Brad Hughes, the Homer artist whose commercial signs, public sculptures and “Spit-toons” comic books celebrated and lampooned Alaska’s hippie generation, died May 28, 2024 after a long illness. He was 77.
An iconic figure in his home town, Hughes’ work reached statewide, with daffy moose signs for the Alaska State Fair and a large salmon sculpture for Seward’s Alaska Sealife Center. His last work was a somber “memorial bench” in Homer for missing and murdered love ones.
William Bradley Hughes was born July 23, 1946 in Norfolk, Va. He first came to Alaska in 1967 as a Baptist missionary assigned to villages in the Yukon Flats. He said his rigid theology proved no match for the Native spirituality and practical concerns he found during a winter in Chalkytsik. He then moved to Seward and clashed with fundamentalists there.

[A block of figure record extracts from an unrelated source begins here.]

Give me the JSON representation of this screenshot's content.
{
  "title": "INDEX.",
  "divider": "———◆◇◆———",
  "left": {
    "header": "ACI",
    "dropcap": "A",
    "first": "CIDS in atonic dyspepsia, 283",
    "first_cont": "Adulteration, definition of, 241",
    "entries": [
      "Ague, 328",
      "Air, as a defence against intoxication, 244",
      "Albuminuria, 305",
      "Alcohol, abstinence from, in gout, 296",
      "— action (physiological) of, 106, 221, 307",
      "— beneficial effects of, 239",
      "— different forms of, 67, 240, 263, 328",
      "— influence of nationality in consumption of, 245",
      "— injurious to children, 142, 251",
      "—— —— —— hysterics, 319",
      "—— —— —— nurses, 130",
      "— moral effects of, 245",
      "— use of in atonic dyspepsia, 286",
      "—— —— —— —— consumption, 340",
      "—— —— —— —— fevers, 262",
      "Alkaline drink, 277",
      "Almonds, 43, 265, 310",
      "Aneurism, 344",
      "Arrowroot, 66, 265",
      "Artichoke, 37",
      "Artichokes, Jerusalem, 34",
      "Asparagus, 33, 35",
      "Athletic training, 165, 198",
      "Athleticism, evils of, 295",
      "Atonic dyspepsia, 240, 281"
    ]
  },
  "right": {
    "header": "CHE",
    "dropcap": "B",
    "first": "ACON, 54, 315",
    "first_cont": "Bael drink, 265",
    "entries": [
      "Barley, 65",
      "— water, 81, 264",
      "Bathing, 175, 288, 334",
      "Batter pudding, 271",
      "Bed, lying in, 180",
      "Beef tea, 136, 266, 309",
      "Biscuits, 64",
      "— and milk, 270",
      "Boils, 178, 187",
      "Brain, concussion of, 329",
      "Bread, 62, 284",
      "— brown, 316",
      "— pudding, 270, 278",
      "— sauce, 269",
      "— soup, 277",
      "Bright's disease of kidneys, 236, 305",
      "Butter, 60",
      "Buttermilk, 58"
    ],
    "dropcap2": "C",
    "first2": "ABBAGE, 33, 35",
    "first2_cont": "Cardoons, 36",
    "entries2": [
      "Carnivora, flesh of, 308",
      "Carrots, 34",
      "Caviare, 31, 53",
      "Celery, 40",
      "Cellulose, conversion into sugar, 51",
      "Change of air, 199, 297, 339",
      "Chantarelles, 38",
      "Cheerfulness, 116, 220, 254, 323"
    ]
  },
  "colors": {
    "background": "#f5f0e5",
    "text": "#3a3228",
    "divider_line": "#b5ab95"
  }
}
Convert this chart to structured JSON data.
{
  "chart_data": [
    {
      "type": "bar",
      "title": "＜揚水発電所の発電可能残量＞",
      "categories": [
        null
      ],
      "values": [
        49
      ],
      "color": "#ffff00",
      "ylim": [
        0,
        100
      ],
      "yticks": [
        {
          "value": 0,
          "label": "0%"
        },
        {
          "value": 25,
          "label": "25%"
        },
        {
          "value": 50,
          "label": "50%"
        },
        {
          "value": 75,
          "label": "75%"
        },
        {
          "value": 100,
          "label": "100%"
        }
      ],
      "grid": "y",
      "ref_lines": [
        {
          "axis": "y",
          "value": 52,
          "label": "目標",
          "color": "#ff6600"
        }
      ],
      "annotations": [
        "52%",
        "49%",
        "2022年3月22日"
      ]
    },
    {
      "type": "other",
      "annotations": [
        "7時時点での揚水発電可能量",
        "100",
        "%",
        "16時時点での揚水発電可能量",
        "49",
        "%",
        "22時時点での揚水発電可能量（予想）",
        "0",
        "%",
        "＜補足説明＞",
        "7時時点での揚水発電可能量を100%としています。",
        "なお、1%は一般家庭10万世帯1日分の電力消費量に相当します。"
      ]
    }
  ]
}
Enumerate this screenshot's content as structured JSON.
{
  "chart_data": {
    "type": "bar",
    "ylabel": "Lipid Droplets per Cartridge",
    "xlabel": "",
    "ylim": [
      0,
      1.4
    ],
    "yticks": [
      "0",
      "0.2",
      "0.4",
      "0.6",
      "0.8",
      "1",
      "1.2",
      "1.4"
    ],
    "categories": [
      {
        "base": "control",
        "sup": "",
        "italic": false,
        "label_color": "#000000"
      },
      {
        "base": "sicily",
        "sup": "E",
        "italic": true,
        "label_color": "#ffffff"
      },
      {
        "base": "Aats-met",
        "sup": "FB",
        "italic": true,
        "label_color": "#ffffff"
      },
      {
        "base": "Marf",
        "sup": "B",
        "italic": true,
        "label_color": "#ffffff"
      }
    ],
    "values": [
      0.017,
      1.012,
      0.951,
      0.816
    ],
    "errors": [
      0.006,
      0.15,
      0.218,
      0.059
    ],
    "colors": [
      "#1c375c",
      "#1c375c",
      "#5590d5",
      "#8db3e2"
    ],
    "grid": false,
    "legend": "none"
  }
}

His faith crippled, Brad returned south to attend a seminary, where he fell in with draft resisters and Black Panthers and was radicalized when he was jailed for protests.
A psychedelic odyssey across the American West followed, bringing him again to Alaska and to the Homer Spit in 1972 as part of a back-to-the-land settlement wave. He found work around town painting commercial signs, while his artwork was featured at the local museum and his painted sets at the summer Pier One theater.
In Homer, he is remembered in part for his role in the famous “Club Bar Incident” of 1976. When the noted hippie watering hole was rebuilt after a fire, it reopened with Brad’s street-facing mural of a rising phoenix attended by Adam and Eve, both of them naked and viewed frontally. A protest meeting spilled out of the city council chambers but turned its wrath instead on a viciously anti-semitic handout from a local crackpot preacher who blamed the mural on Homer’s “cryptoJews.” (The mural nudity was subsequently tidied up.)
The four editions of his Spit-toons comic book featured the adventures of Nimroy Zilch, T.J. Toad, Blatz the stoned space dog, and Brad’s alter-ego, Captain Aardvark, set among the ramshackle homesteads and leaky fishing boats of Homer’s “hippie invasion” era.
In later life, Brad served as a hospice volunteer and was a gentle and supportive teacher for several generations of aspiring artists. His art-teaching mantra was “You have to blow on the fire that’s already there.”
After a life devoted to the subjects of humor and beauty, his final sculpting of a memorial bench inspired by the murder of a young local woman, Duffy Murnane, felt both urgent and soul-crushing, Brad said.
He is survived by his wife, Judy Hughes, as well as his daughter from a first marriage, Angie Wolenetz, three grandchildren and three great-grandchildren.
His daughter recalled the great belly laugh with which Brad expressed his love of life: “If my dad was in a movie theater, you knew it.”